To make this more concrete in a made-up toy model: if we model there as being only two possible personae, a "good" persona and a "bad" persona, I suspect including more discussion of potential future alignment issues in the pre-training distribution might shift the relative weight of these personae by a couple bits or so on the margin, but post-training applies many more OOMs of optimization power than that, such that the main question of which one ends up more accessible is going to be based on which one was favored in post-training.

(Also noting that I added this post to the Alignment Forum from LessWrong.)

Link is here, if anyone else was wondering too.

I think trying to make AIs be moral patients earlier pretty clearly increases AI takeover risk

How so? Seems basically orthogonal to me? And to the extent that it does matter for takeover risk, I'd expect the sorts of interventions that make it more likely that AIs are moral patients to also make it more likely that they're aligned.

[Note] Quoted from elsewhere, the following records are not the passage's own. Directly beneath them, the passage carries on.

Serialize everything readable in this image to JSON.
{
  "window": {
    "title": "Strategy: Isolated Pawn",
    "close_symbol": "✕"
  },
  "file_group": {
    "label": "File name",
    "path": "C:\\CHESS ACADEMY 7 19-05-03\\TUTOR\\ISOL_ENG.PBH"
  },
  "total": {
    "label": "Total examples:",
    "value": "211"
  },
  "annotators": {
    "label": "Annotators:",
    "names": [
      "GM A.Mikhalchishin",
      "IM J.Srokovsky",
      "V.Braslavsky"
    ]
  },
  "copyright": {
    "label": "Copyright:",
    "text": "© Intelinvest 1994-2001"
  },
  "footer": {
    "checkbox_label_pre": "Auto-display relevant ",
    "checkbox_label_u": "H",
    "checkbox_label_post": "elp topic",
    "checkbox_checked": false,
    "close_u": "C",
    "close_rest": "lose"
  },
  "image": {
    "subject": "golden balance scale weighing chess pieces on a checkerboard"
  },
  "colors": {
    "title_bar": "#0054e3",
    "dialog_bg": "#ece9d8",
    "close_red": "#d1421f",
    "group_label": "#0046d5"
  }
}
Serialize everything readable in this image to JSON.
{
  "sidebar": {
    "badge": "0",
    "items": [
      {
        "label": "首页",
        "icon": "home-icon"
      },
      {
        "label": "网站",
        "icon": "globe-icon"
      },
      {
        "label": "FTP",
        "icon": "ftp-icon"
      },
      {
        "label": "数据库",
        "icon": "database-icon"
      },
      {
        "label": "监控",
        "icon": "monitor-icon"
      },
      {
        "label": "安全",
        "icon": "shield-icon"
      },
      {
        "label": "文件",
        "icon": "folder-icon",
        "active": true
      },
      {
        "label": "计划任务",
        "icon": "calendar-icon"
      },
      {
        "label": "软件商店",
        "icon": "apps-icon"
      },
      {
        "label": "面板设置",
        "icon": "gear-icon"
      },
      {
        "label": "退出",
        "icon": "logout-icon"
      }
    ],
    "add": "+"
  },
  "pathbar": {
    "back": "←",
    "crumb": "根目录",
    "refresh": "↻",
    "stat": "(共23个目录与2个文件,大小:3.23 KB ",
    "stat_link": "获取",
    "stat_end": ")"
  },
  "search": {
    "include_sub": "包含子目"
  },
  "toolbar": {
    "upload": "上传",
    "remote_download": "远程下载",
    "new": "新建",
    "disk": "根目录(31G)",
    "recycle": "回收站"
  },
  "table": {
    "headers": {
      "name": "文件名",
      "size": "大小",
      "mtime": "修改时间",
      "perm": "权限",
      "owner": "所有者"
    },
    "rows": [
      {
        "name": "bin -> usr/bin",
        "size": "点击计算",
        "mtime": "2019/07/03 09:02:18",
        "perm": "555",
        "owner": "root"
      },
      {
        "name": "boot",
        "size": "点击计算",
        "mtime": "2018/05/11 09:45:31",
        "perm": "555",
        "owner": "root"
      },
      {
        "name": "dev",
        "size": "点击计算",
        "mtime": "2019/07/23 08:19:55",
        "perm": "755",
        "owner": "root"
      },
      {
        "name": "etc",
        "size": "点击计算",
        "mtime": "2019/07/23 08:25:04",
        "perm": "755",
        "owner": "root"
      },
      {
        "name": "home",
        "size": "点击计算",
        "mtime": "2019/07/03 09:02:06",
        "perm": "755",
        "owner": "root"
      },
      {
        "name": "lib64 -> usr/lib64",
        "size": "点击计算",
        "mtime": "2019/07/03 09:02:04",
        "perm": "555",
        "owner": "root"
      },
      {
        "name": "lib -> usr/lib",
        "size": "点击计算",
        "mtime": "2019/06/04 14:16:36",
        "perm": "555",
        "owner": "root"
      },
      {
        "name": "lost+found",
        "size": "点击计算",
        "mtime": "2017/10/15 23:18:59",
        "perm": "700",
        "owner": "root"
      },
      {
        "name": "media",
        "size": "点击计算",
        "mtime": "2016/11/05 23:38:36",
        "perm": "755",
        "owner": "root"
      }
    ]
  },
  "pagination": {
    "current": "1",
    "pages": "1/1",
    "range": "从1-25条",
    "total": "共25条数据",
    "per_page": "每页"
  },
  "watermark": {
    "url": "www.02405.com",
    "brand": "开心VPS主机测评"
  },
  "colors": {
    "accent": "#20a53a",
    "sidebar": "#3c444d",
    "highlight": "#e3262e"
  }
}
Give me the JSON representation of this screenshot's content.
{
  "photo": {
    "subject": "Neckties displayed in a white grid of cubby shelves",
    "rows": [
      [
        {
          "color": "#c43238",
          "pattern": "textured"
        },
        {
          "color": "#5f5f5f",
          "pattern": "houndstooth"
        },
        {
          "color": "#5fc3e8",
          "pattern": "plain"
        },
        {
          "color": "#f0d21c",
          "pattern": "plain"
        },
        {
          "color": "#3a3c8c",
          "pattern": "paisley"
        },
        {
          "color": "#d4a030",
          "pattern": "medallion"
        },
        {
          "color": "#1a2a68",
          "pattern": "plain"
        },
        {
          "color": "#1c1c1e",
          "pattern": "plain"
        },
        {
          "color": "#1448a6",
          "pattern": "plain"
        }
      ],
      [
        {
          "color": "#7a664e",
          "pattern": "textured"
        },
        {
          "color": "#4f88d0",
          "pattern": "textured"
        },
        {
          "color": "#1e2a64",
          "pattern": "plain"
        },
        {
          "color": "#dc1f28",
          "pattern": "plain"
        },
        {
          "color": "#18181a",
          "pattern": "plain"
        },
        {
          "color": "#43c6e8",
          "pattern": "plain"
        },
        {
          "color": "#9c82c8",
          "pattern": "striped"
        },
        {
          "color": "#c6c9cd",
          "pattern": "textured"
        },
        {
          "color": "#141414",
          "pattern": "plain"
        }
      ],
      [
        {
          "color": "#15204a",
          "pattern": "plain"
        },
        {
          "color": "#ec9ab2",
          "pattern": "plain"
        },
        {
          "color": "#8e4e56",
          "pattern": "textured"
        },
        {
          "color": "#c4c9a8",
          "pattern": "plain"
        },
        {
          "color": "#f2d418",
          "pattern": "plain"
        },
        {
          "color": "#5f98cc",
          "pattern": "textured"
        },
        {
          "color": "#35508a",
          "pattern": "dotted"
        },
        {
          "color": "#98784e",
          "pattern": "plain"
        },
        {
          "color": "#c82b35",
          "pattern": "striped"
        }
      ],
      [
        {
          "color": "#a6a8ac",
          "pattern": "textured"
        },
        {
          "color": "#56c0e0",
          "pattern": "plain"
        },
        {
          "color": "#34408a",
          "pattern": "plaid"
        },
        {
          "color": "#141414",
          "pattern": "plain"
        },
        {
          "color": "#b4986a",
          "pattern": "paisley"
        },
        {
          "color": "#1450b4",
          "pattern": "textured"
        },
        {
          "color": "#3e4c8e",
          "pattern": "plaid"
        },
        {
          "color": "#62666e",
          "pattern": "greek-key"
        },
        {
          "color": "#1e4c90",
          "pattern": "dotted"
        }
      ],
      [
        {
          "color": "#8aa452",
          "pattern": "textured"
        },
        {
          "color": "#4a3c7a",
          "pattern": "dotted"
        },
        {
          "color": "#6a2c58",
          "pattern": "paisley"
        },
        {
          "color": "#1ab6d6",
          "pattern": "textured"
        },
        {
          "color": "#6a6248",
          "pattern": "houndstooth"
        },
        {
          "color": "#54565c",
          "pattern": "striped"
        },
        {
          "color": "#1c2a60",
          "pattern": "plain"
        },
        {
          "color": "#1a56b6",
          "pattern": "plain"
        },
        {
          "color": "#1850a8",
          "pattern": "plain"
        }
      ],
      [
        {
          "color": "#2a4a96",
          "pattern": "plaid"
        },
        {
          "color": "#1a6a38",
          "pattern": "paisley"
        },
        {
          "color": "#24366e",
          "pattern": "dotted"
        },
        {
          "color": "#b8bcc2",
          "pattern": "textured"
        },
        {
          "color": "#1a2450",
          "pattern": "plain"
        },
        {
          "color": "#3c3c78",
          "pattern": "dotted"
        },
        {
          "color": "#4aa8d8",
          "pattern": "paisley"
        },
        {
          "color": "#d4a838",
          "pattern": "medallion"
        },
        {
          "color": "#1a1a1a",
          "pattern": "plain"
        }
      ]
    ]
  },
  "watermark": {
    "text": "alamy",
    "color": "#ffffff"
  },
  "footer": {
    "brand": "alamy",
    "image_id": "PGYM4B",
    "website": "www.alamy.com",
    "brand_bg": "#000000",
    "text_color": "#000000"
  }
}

I think the most plausible views which care about shorter run patienthood mostly just want to avoid downside so they'd prefer no patienthood at all for now.

Even absent AI takeover, I'm quite worried about lock-in. I think we could easily lock in AIs that are or are not moral patients and have little ability to revisit that decision later, and I think it would be better to lock in AIs that are moral patients if we have to lock something in, since that opens up the possibility for the AIs to live good lives in the future.

I think it's better to focus on AIs which we'd expect would have better preferences conditional on takeover

I agree that seems like the more important highest-order bit, but it's not an argument that making AIs moral patients is bad, just that it's not the most important thing to focus on (which I agree with).